What next? Meditate and then move on

Meditation is a step. Meditation is not the answer, so went the thinking of one author I met with. It is good to meditate, it can relax you, regulate your mind and help you think more clearly. However, the next step is certainly not to disengage and focus on your own breathing. It is to re-engage and appreciate the system we all live and breathe within so we can alter it for the better.

We live in a world that is many things at once - Industrial and Idyllic and part of a much bigger system 


When we meditate or ground ourselves (these are processes that have the same effect as meditation – dancing, swimming, walking, shouting on top of a mountain…) we can engage in reasonable and rational conversations about how to shift paradigms and confront and overcome injustice. It is hard to have these discussions, to work through issues when we are not regulated. Consider meetings you’ve been in that you sit fuming, tensions escalate, people snap and what we need to work through is never broached. Could this be most our meetings and encounters? Again, I was told quite bluntly that Trump and Clinton and everyone in American politics is traumatised!

What trauma informed practice allows us to do is regulate, and then engage in confronting discussions that no longer trigger us (because we are regulated) but help us move forward, together, productively. Trauma-informed practice should lead to empowerment. Which should mean a rising of voices from the ground that are more informed at determining what aspects of the system need to change because they have literally been at the receiving end of it.

Prophecies

Naomi Klein gave her reading in a church in Downtown Vancouver. I don’t think she was signalling the era of a new religious faith, although there were over a thousand of her devotee’s present. 
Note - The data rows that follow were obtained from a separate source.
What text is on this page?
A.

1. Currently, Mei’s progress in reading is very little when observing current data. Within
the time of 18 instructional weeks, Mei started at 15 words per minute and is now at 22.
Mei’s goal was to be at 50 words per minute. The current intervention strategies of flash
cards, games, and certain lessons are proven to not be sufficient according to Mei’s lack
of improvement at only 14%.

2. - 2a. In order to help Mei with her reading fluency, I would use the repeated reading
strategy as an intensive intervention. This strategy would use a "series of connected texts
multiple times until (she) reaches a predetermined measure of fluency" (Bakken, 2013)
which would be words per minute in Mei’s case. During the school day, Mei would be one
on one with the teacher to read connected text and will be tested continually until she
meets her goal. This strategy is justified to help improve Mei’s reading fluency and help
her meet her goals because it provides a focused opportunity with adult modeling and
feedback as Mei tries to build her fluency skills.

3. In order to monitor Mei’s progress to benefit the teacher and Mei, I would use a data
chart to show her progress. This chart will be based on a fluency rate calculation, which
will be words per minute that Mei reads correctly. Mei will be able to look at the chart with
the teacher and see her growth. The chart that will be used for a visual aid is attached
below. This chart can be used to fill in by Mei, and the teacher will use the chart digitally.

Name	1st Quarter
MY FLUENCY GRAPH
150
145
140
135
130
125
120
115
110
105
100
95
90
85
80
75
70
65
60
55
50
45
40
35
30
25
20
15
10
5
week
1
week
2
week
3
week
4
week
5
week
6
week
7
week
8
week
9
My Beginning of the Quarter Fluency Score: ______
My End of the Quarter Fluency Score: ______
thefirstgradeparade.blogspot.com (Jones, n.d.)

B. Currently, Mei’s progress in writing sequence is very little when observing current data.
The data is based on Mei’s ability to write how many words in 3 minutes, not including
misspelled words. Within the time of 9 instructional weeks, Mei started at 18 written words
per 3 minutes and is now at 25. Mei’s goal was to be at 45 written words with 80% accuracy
Looks like my brother and I are preaching at the alter!
I think, she, like others, believe that we need to be elevated to a higher thought. We need some way of believing that we can think outside of crisis and imagine a different and possible reality.
In the word of one theorist, we need to be transcendental. Focusing on religion and spirituality can help us appreciate that people, across time and space, know a thing or two about transcendence. He was not advocating for us to be religious, he was saying that it is very possible to overcome the now.

It is this visionary thought and a commitment/investment in vision that will enable us to transcend the current moment of global political crisis. What this looks like? I don’t know.
We’ve actually got to do it. We need to come together more effectively and talk in transcendent tones to enable it to happen. To start blurring the edges and permeating the boundaries of unnecessary and unproductive borders, for this new reality to emerge.